Влад о подобных мелочах размышлять не привык — он каждый день имел дело с банковскими переводами, чековыми книжками и пластиковыми картами. В общем, чем‑то далеким и совершенно непонятным.
Но я настолько влюбилась, что попросту не обращала внимания на несовместимость — взглядов, привычек, принципов. А спустя год невообразимого счастья, все же упала с небес на землю, когда он бросил меня. Сухо, брутально, совершенно чужим голосом. На вопрос почему, ответил: так бывает.
Бывает…
Что ж, согласна. У кого‑то это просто один день в жизни, а кому‑то приходится собирать себя по кусочкам. Прости, так вышло — банальная фраза.
Впрочем, Влад не извинялся. Молча смотрел, как я собираю вещи, вся в слезах, из‑за которых чувствовала себя еще хуже. Внезапно превратился в безразличного и чужого человека. Стоял в проеме двери, скрестив руки, а его тень длинным бесформенным пятном стелилась по паркету.
Словно раковая опухоль, во мне нарастало чувство вины и собственной ничтожности. Я не дала богу то, чего он хотел. Оказалась недостойной.
С каждым днем глядя в зеркало, множила отвращение к себе и менялась под его гнетом. Сломалась. Под завязку заполненная комплексами отметала даже мысль о новых отношениях.

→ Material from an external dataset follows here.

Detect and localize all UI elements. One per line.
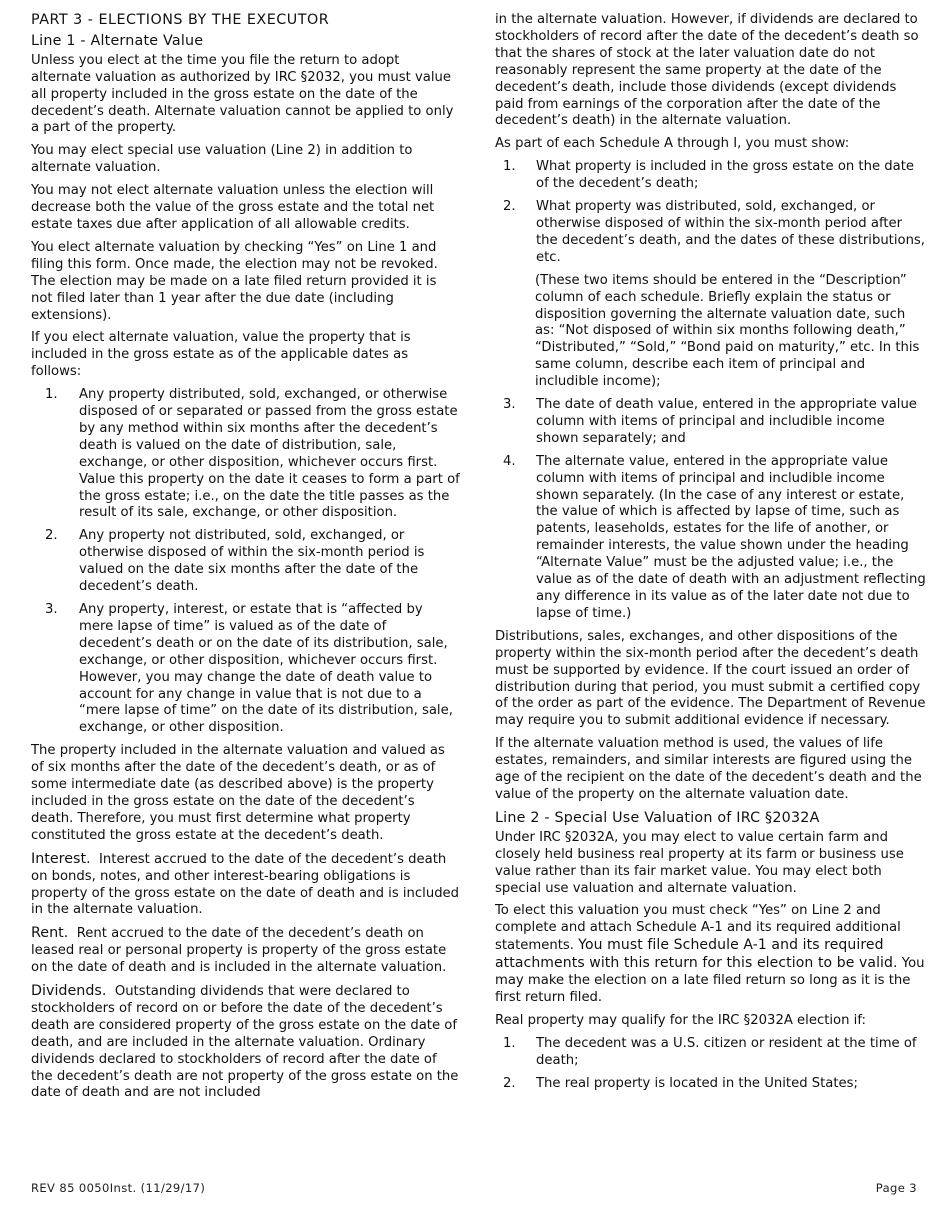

Во — первых, после Влада все мужчины казались недостаточно сильными, волевыми. Сливались в безликую толпу и раздражали.
Во — вторых, я верила в собственную несостоятельность как женщины.
Пока не появился Матвей.
Нет, он не возник случайно. Несколько раз в неделю заходил пообедать в кафе «Восточная сладость», где я работала официанткой. Всегда оставлял хорошие чаевые, а однажды просто написал номер телефона на салфетке и приписал: «Позвони». Три дня я не решалась, но Вика все же убедила набрать номер.
Мы встретились, погуляли в парке, затем пришли в «Сладость», и я смущалась, когда нас обслуживали коллеги. Тамара — сменщица — подмигнула, как бы одобряя выбор.
После кафе Матвей проводил меня домой и целомудренно поцеловал в щеку.
Мы встретились еще пару раз, и ни разу он не позволил себе лишнего. Словно увидел у меня на лбу предупреждение «Не подходить ближе, чем на три метра» и решил не рисковать.
Незаметно он начал нравится мне. Матвей никогда ни о чем не спрашивал — просто оставался рядом. Не давил, подкупая медленно заботой и вниманием, и, в конце концов, я сдалась.
Мы начали встречаться, спустя полгода сняли квартиру, и я ощутила некое подобие счастливого быта. Защищенности.
Матвей знал о Владе из кратких язвительных реплик Вики, которая, как истинная подруга, воспылала к обидчику лютой ненавистью. Но все реже и не так яростно отстаивая мою честь, Вика вскоре выкинула Влада из головы.
Прошлое потускнело, затерлось настоящим, отступая в сторону.
И вот теперь, спустя полгода мнимого покоя, я снова встретилась с ним.
Тут же вернулось противное чувство потерянности, неуверенности в себе. До жутких мурашек. Я стояла, переминаясь с ноги на ногу, и не знала, что сказать.
− Выпьем кофе? — внезапно предложил он, и в голосе звучала все та же властность. Но потом, словно стараясь подчеркнуть, что у него больше нет на меня прав спросил: — У тебя есть время?
− Нет, извини… Мне пора! — выпалила я, подавляя дикое желание согласиться.
— Ничего. — Влад слегка улыбнулся и погладил меня по плечу. — Был рад тебя видеть.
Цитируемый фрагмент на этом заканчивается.